A complex trade network, managed by the Alarobo guild under the leadership of the Parakoyi, facilitated the exchange of goods through a system of rural and daily markets, each overseen by an Iyaloja (market leader). The high demand for firearms catalyzed the production of palm oil, which became a key trade item during the era of legitimate trade between West Africa and Europe. In addition to palm oil, Ibadan exported foodstuffs like corn, beans, and yams to the coastal traders, especially the Ijebu, who relied on the hinterland for sustenance due to their primary focus on commerce.

Ibadan's geographic location contributed significantly to its emergence as a trade hub. Situated near the boundary of the forest and savannah regions, it served as a meeting point for traders exchanging goods from both ecological zones. This natural advantage of accessibility, reflected in its name Ibadan, meaning 'near the savannah', positioned the city as a key node in regional commerce.

With the decline of the western Yoruba region following the collapse of the Oyo Empire, Ibadan became a critical waypoint in the continuation of the trans-Saharan trade network leading to the coast. Ibadan's focus on short-term military gains often came at the expense of broader, long-term economic interests.

In 1890, just a few years before its collapse, the capital city was described by British missionary as

"The London of Negroland ... Surrounded by its farming villages, 163 in number, Ibadan counts over 200,000 souls, while within the walls of the city itself at least 120,000 people are gathered. Its sea of brown roofs covers an area of nearly 16 square miles, and the ditches and walls of hardened clay, which surround it, are
more than 18 miles in circumference..."

==Decline==
Unlike the Oyo Empire, Ibadan lacked traditional and religious legitimacy, hindering its ability to gain widespread acceptance of its rule. The empire's eventual downfall was brought about by a combination of internal and external pressures. Ibadan's increasingly oppressive rule over its tributary states fueled resentment and sparked rebellions, most notably the Ekitiparapo revolt also known as the Kiriji War.

The Kiriji War, triggered by the beheading of an Ibadan representative in Okemesi for allegedly disrupting a religious festival, was essentially a struggle for independence waged by Ibadan's tributary states. Tired of Ibadan's oppressive rule, the Ekiti, Ijesa, Igbomina, Yagba, and Akoko people formed the Ekitiparapo Confederacy, a formidable alliance that challenged Ibadan's dominance. Initially, Ibadan, with its superior military strength and the support of Oyo, seemed poised to crush the rebellion. However, the Ekitiparapo forces, bolstered by the acquisition of modern breech-loading firearms such as Snider rifles, Martini-Henry rifles, and Winchester repeaters from their kinsmen in Lagos and covert support from the Alaafin of Oyo (who feared Ibadan's growing power), put up a fierce resistance.

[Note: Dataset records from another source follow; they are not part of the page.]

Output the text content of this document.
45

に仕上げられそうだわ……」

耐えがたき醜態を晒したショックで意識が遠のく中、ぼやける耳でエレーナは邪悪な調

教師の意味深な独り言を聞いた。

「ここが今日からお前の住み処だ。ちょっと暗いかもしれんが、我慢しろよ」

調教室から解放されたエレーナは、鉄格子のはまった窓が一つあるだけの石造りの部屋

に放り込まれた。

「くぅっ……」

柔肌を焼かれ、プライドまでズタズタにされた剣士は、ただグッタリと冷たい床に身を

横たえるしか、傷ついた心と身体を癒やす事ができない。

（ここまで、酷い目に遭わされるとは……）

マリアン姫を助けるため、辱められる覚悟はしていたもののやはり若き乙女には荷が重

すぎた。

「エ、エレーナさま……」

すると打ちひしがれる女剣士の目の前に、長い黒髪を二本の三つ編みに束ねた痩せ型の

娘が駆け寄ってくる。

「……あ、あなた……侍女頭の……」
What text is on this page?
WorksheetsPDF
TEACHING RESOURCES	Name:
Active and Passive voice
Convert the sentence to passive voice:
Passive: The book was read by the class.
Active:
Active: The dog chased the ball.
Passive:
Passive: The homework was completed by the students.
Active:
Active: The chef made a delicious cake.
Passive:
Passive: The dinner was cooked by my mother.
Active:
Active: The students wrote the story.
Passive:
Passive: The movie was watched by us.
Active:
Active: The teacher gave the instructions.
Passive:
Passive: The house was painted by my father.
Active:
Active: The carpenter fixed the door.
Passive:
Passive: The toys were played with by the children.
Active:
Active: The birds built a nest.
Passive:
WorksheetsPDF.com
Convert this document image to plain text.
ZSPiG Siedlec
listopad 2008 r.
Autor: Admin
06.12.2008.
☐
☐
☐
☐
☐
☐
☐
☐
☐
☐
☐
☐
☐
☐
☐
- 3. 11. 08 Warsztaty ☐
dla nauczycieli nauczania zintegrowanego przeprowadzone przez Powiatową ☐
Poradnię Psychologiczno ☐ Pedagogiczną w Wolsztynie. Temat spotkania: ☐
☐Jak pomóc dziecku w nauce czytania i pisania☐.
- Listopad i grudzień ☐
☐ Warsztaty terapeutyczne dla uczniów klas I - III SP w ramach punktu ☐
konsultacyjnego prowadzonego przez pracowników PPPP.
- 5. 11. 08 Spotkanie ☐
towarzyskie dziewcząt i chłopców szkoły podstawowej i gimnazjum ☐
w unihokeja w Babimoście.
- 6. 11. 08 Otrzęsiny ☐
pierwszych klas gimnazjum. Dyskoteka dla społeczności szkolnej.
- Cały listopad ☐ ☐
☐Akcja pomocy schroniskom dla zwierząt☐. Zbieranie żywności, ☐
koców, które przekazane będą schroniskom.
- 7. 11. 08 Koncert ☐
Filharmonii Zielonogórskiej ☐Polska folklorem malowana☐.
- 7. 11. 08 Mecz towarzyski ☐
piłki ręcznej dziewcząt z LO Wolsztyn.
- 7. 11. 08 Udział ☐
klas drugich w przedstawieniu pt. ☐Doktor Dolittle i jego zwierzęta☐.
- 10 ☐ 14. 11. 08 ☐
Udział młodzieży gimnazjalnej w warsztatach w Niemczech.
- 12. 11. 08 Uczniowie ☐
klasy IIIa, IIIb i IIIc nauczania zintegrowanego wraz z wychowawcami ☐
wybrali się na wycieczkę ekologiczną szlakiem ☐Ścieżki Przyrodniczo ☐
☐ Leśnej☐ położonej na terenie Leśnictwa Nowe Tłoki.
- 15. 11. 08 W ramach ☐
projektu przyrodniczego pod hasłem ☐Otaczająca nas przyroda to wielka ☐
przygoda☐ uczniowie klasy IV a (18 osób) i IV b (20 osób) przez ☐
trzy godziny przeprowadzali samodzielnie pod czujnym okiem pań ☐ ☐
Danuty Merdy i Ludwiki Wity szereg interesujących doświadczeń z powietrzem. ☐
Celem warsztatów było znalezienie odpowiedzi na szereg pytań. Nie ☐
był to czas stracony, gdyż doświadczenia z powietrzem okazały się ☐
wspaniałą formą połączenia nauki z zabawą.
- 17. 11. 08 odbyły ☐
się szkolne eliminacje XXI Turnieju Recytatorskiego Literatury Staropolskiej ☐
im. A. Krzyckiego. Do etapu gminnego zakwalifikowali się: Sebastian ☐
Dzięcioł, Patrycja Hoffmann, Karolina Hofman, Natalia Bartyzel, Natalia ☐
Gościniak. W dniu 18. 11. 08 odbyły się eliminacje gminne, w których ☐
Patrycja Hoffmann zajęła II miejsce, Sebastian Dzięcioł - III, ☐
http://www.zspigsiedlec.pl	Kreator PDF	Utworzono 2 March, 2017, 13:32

The war reached a stalemate by 1880, with both sides establishing fortified camps that evolved into virtual cities. The conflict, characterized by its prolonged sieges and devastating battles, became a war of attrition, draining the resources of both sides. Ibadan's traditional military tactics, relying on superior numbers and the use of cavalry, proved less effective in the face of the Ekitiparapo's modern weaponry and the difficult terrain. The war not only exposed the limitations of Ibadan's military but also highlighted the deep-seated resentment against its rule.

The influx of refugees to Ibadan during the war further strained its resources and exacerbated internal tensions, highlighting the challenges faced by the empire during this tumultuous period. While Ibadan was able to prevent a defeat, the war significantly weakened its power and prestige, paving the way for British intervention and the eventual demise of the empire. The British treaties of 1886 and 1893 curtailed Ibadan's autonomy, leading to its absorption into the British colony.

Its rapid growth and emphasis on military might, though initially successful, ultimately proved unsustainable in the face of internal dissent, external pressures, and the changing political landscape of 19th-century Yorubaland.